Il est clair que la natation en eau libre est une niche, mais c’est cela que j’aime. Les niches ont un potentiel fort de développement et d’innovation, et je suis fortement convaincu que la natation a un énorme potentiel. Les bénéfices mentaux et physiques qu’apportent la pratique de la natation sont en train d’être établi par les scientifiques. Avec le vieillissement de la population, les sports à impact ne seront pas accessibles à tous en raison des problèmes de genoux ou de dos qu’ils entrainent. Je constate qu’un grand nombre de nageurs participant aux UltraSwim 33.3 ne nageaient pas du tout il y a 10 ans. Les participants de nos événements ont une moyenne d’âge de 49/50 ans et l’année prochaine nous aurons 40 nationalités représentés.

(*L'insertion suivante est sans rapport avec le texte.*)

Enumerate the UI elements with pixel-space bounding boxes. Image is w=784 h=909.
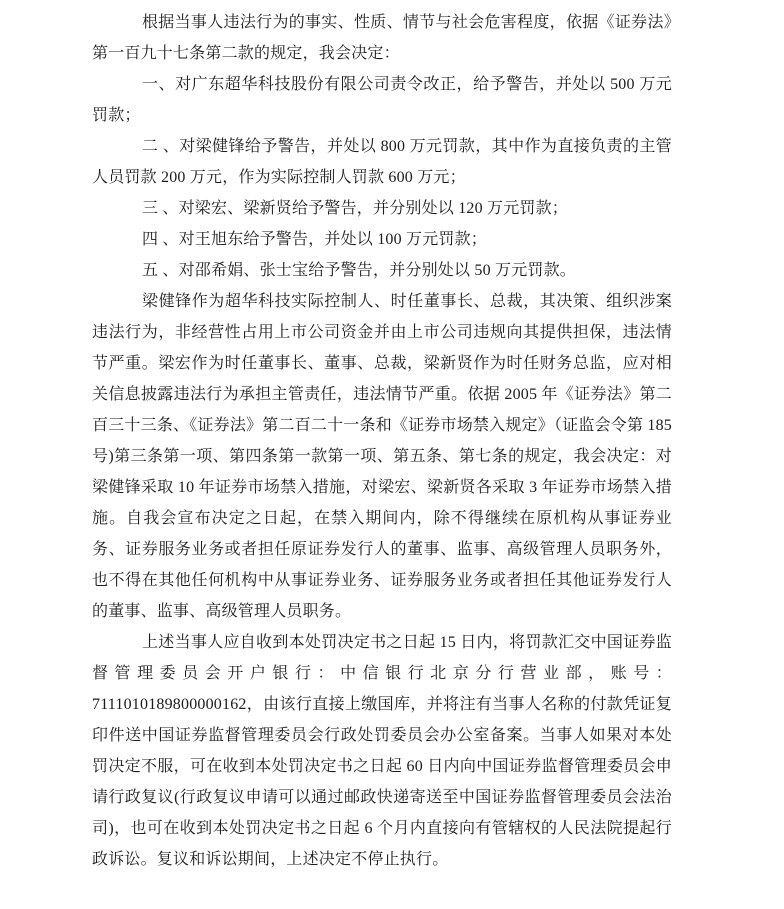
- paragraph-legal-basis: 根据当事人违法行为的事实、性质、情节与社会危害程度，依据《证券法》第一百九十七条第二款的规定，我会决定：: [92, 14, 672, 62]
- paragraph-market-ban: 梁健锋作为超华科技实际控制人、时任董事长、总裁，其决策、组织涉案违法行为，非经营性占用上市公司资金并由上市公司违规向其提供担保，违法情节严重。梁宏作为时任董事长、董事、总裁，梁新贤作为时任财务总监，应对相关信息披露违法行为承担主管责任，违法情节严重。依据 2005 年《证券法》第二百三十三条、《证券法》第二百二十一条和《证券市场禁入规定》（证监会令第 185 号)第三条第一项、第四条第一款第一项、第五条、第七条的规定，我会决定：对梁健锋采取 10 年证券市场禁入措施，对梁宏、梁新贤各采取 3 年证券市场禁入措施。自我会宣布决定之日起，在禁入期间内，除不得继续在原机构从事证券业务、证券服务业务或者担任原证券发行人的董事、监事、高级管理人员职务外，也不得在其他任何机构中从事证券业务、证券服务业务或者担任其他证券发行人的董事、监事、高级管理人员职务。: [92, 293, 672, 620]
- document-body: [92, 7, 672, 875]
- paragraph-penalty-item-2: 二 、对梁健锋给予警告，并处以 800 万元罚款，其中作为直接负责的主管人员罚款 200 万元，作为实际控制人罚款 600 万元；: [92, 138, 672, 186]
- paragraph-penalty-item-5: 五 、对邵希娟、张士宝给予警告，并分别处以 50 万元罚款。: [142, 262, 577, 279]
- paragraph-penalty-item-4: 四 、对王旭东给予警告，并处以 100 万元罚款；: [142, 231, 488, 248]
- paragraph-penalty-item-1: 一、对广东超华科技股份有限公司责令改正，给予警告，并处以 500 万元罚款；: [92, 76, 672, 124]
- paragraph-payment-and-appeal: 上述当事人应自收到本处罚决定书之日起 15 日内，将罚款汇交中国证券监督管理委员会开户银行：中信银行北京分行营业部，账号：7111010189800000162，由该行直接上缴国库，并将注有当事人名称的付款凭证复印件送中国证券监督管理委员会行政处罚委员会办公室备案。当事人如果对本处罚决定不服，可在收到本处罚决定书之日起 60 日内向中国证券监督管理委员会申请行政复议(行政复议申请可以通过邮政快递寄送至中国证券监督管理委员会法治司)，也可在收到本处罚决定书之日起 6 个月内直接向有管辖权的人民法院提起行政诉讼。复议和诉讼期间，上述决定不停止执行。: [92, 634, 672, 868]
- paragraph-penalty-item-3: 三 、对梁宏、梁新贤给予警告，并分别处以 120 万元罚款；: [142, 200, 569, 217]
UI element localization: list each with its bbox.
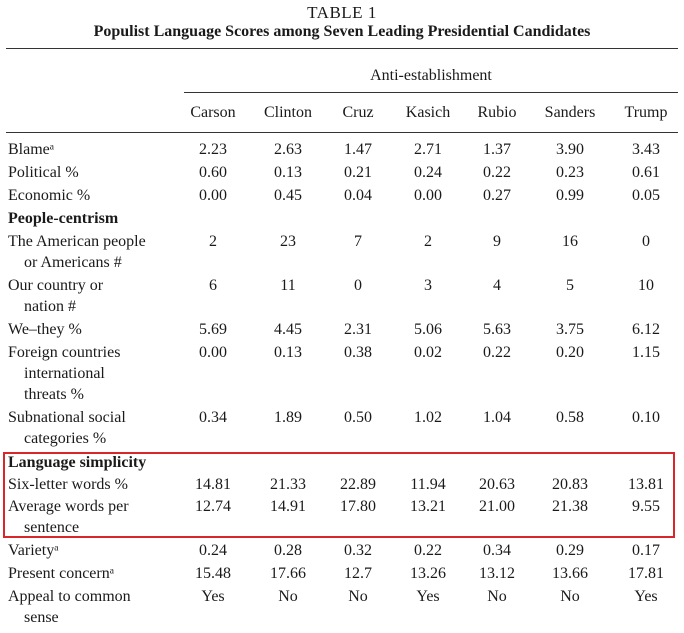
table-cell: 3 [424, 277, 432, 294]
table-cell: 0.23 [556, 164, 584, 181]
row-label: Political % [8, 164, 79, 181]
column-header-cruz: Cruz [342, 104, 374, 121]
table-cell: 0.04 [344, 187, 372, 204]
table-cell: 3.75 [556, 321, 584, 338]
table-cell: 0.10 [632, 409, 660, 426]
table-cell: 22.89 [340, 476, 376, 493]
table-cell: 13.66 [552, 565, 588, 582]
table-cell: 0.20 [556, 344, 584, 361]
table-cell: 1.15 [632, 344, 660, 361]
row-label: Varietyᵃ [8, 542, 59, 559]
table-cell: 0.00 [199, 187, 227, 204]
section-heading: People-centrism [8, 210, 119, 227]
table-cell: No [348, 588, 368, 605]
table-cell: 0.17 [632, 542, 660, 559]
table-cell: 2.71 [414, 141, 442, 158]
table-cell: 0 [354, 277, 362, 294]
table-cell: 0.13 [274, 344, 302, 361]
table-cell: 0.02 [414, 344, 442, 361]
table-cell: 0.34 [199, 409, 227, 426]
table-cell: 11.94 [410, 476, 446, 493]
table-cell: 13.81 [628, 476, 664, 493]
table-cell: 5.06 [414, 321, 442, 338]
table-cell: 0.24 [414, 164, 442, 181]
column-header-clinton: Clinton [263, 104, 312, 121]
table-cell: 0.05 [632, 187, 660, 204]
table-cell: 2.31 [344, 321, 372, 338]
table-cell: 0.00 [199, 344, 227, 361]
table-cell: 0.22 [483, 164, 511, 181]
table-cell: 4.45 [274, 321, 302, 338]
row-label: Six-letter words % [8, 476, 128, 493]
row-label: Foreign countries international threats % [8, 344, 121, 403]
table-cell: 13.12 [479, 565, 515, 582]
table-cell: 17.80 [340, 498, 376, 515]
table-cell: 15.48 [195, 565, 231, 582]
row-label: Our country or nation # [8, 277, 104, 315]
section-heading: Language simplicity [8, 454, 147, 471]
table-cell: 0.50 [344, 409, 372, 426]
table-cell: 0.32 [344, 542, 372, 559]
table-cell: 14.91 [270, 498, 306, 515]
table-cell: No [560, 588, 580, 605]
table-cell: 17.81 [628, 565, 664, 582]
row-label: Present concernᵃ [8, 565, 115, 582]
column-header-kasich: Kasich [405, 104, 451, 121]
table-cell: 0.45 [274, 187, 302, 204]
table-cell: 9 [493, 233, 501, 250]
table-cell: 5.69 [199, 321, 227, 338]
table-cell: No [487, 588, 507, 605]
table-cell: 21.33 [270, 476, 306, 493]
row-label: Average words per sentence [8, 498, 129, 536]
table-cell: 11 [280, 277, 296, 294]
table-cell: 2.23 [199, 141, 227, 158]
table-cell: 0.58 [556, 409, 584, 426]
column-header-trump: Trump [624, 104, 668, 121]
table-cell: 1.89 [274, 409, 302, 426]
row-label: Blameᵃ [8, 141, 55, 158]
table-cell: 23 [280, 233, 296, 250]
table-cell: 0.34 [483, 542, 511, 559]
table-cell: 4 [493, 277, 501, 294]
table-cell: 1.47 [344, 141, 372, 158]
table-cell: 0.22 [414, 542, 442, 559]
table-cell: 0.99 [556, 187, 584, 204]
column-header-rubio: Rubio [477, 104, 517, 121]
table-cell: 1.04 [483, 409, 511, 426]
group-header: Anti-establishment [370, 67, 492, 84]
table-cell: Yes [416, 588, 440, 605]
column-header-sanders: Sanders [544, 104, 596, 121]
table-cell: 5.63 [483, 321, 511, 338]
table-title: Populist Language Scores among Seven Leading Presidential Candidates [93, 23, 591, 40]
table-cell: 3.90 [556, 141, 584, 158]
group-rule [184, 92, 678, 93]
table-cell: 5 [566, 277, 574, 294]
table-cell: 0.29 [556, 542, 584, 559]
table-cell: 13.21 [410, 498, 446, 515]
table-cell: 20.63 [479, 476, 515, 493]
table-cell: 1.37 [483, 141, 511, 158]
table-cell: 0.21 [344, 164, 372, 181]
top-rule [6, 48, 678, 49]
table-cell: 0.60 [199, 164, 227, 181]
table-cell: 1.02 [414, 409, 442, 426]
table-cell: 10 [638, 277, 654, 294]
table-cell: 9.55 [632, 498, 660, 515]
table-cell: 0.24 [199, 542, 227, 559]
table-cell: 0.38 [344, 344, 372, 361]
table-cell: Yes [634, 588, 658, 605]
table-cell: 13.26 [410, 565, 446, 582]
table-cell: 6.12 [632, 321, 660, 338]
row-label: Subnational social categories % [8, 409, 126, 447]
language-simplicity-highlight [3, 452, 675, 538]
table-cell: 21.38 [552, 498, 588, 515]
table-cell: 3.43 [632, 141, 660, 158]
table-cell: 17.66 [270, 565, 306, 582]
table-cell: 20.83 [552, 476, 588, 493]
table-cell: 16 [562, 233, 578, 250]
table-cell: 21.00 [479, 498, 515, 515]
table-cell: 12.74 [195, 498, 231, 515]
table-cell: 0.00 [414, 187, 442, 204]
table-cell: No [278, 588, 298, 605]
table-cell: 7 [354, 233, 362, 250]
table-cell: 12.7 [344, 565, 372, 582]
row-label: Appeal to common sense [8, 588, 131, 626]
column-header-carson: Carson [190, 104, 236, 121]
table-cell: 14.81 [195, 476, 231, 493]
table-cell: 0.28 [274, 542, 302, 559]
row-label: We–they % [8, 321, 82, 338]
table-cell: 2 [424, 233, 432, 250]
table-cell: 0 [642, 233, 650, 250]
table-cell: 0.61 [632, 164, 660, 181]
table-number: TABLE 1 [307, 3, 377, 22]
table-cell: 0.22 [483, 344, 511, 361]
table-cell: 2 [209, 233, 217, 250]
table-cell: 2.63 [274, 141, 302, 158]
header-rule [6, 132, 678, 133]
row-label: Economic % [8, 187, 91, 204]
table-cell: 0.27 [483, 187, 511, 204]
table-cell: 0.13 [274, 164, 302, 181]
table-cell: 6 [209, 277, 217, 294]
table-cell: Yes [201, 588, 225, 605]
row-label: The American people or Americans # [8, 233, 146, 271]
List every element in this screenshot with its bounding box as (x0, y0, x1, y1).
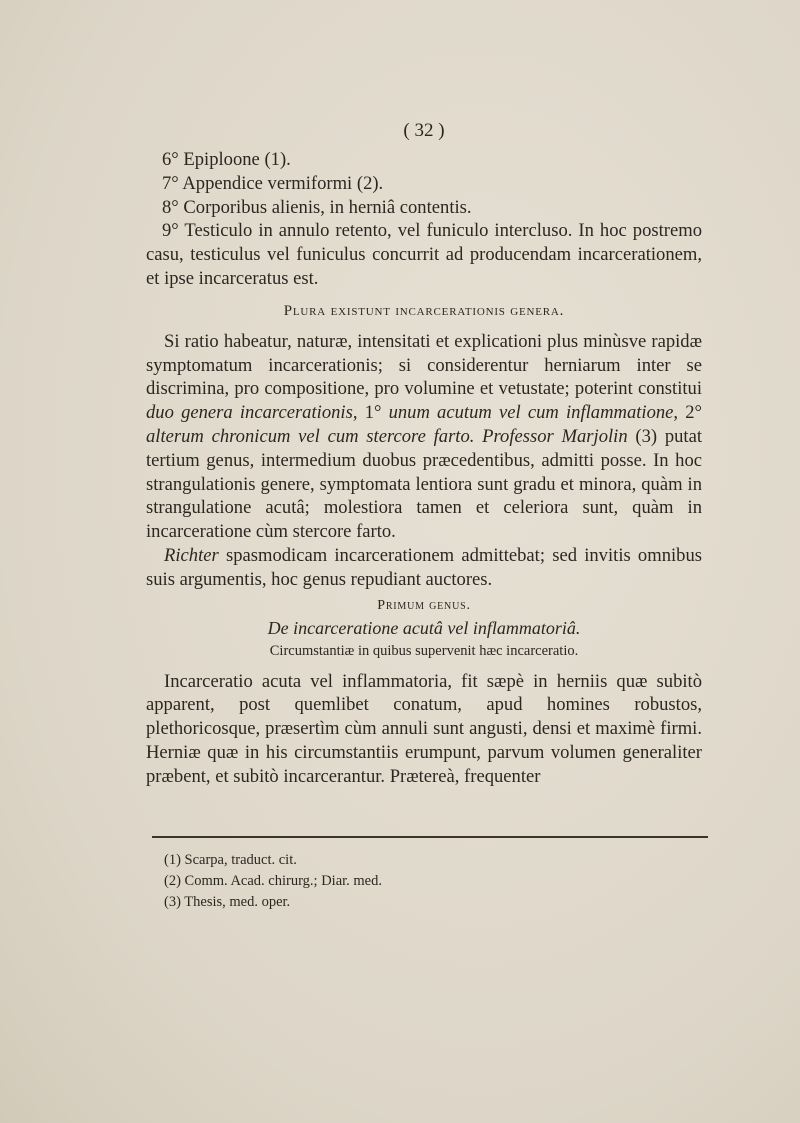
footnotes (164, 850, 664, 913)
para2-text: spasmodicam incarcerationem admittebat; sed invitis omnibus suis argumentis, hoc genus repudiant auctores. (146, 544, 702, 590)
para1-text-a: Si ratio habeatur, naturæ, intensitati et explicationi plus minùsve rapidæ symptomatum incarcerationis; si considerentur herniarum inter se discrimina, pro compositione, pro volumine et vetustate; poterint constitui (146, 330, 702, 400)
footnote-rule (152, 836, 708, 838)
para1-italic-f: alterum chronicum vel cum stercore farto. Professor Marjolin (146, 425, 628, 447)
paragraph-richter (146, 544, 702, 592)
list-item-7: 7° Appendice vermiformi (2). (162, 172, 384, 194)
page-number: ( 32 ) (403, 120, 445, 141)
paragraph-genera (146, 330, 702, 544)
para1-text-c: , 1° (352, 402, 389, 424)
para1-italic-b: duo genera incarcerationis (146, 402, 353, 424)
subsection-title: De incarceratione acutâ vel inflammatoriâ. (267, 617, 581, 638)
list-item-9 (146, 219, 702, 290)
section-heading: Plura existunt incarcerationis genera. (283, 302, 565, 319)
main-text (146, 120, 702, 789)
subsection-heading: Primum genus. (377, 597, 471, 613)
para1-text-e: , 2° (673, 402, 702, 424)
footnote-3: (3) Thesis, med. oper. (164, 894, 291, 910)
list-item-9-text: 9° Testiculo in annulo retento, vel funiculo intercluso. In hoc postremo casu, testiculus vel funiculus concurrit ad producendam incarcerationem, et ipse incarceratus est. (146, 220, 702, 289)
richter-name: Richter (164, 544, 219, 566)
list-item-6: 6° Epiploone (1). (162, 149, 291, 170)
paragraph-incarceratio: Incarceratio acuta vel inflammatoria, fit sæpè in herniis quæ subitò apparent, post quemlibet conatum, apud homines robustos, plethoricosque, præsertìm cùm annuli sunt angusti, densi et maximè firmi. Herniæ quæ in his circumstantiis erumpunt, parvum volumen generaliter præbent, et subitò incarcerantur. Prætereà, frequenter (146, 670, 702, 787)
para1-text-g: (3) putat tertium genus, intermedium duobus præcedentibus, admitti posse. In hoc strangulationis genere, symptomata lentiora sunt gradu et minora, quàm in strangulatione acutâ; molestiora tamen et celeriora sunt, quàm in incarceratione cùm stercore farto. (146, 425, 702, 543)
footnote-1: (1) Scarpa, traduct. cit. (164, 852, 297, 868)
list-item-8: 8° Corporibus alienis, in herniâ contentis. (162, 196, 472, 218)
para1-italic-d: unum acutum vel cum inflammatione (388, 402, 674, 424)
subsection-subtitle: Circumstantiæ in quibus supervenit hæc incarceratio. (269, 642, 579, 659)
footnote-2: (2) Comm. Acad. chirurg.; Diar. med. (164, 873, 382, 889)
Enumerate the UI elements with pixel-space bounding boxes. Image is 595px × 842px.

Nous n’aurons bien sûr pas le niveau de développement qu’a connu le trail ou la course à pied pour des raisons liées principalement à la gestion de la sécurité sur les parcours, mais je suis vraiment persuadé qu’il y aura une énorme croissance dans les années à venir. Alors à nous de faciliter la pratique en organisant des actions de découverte de la discipline avec tous les organisateurs d’épreuves comme celles que nous organisons, de la plus petite à la plus grande. Pour toutes ces raisons je suis très optimiste pour le développement de la natation dans les prochaines années.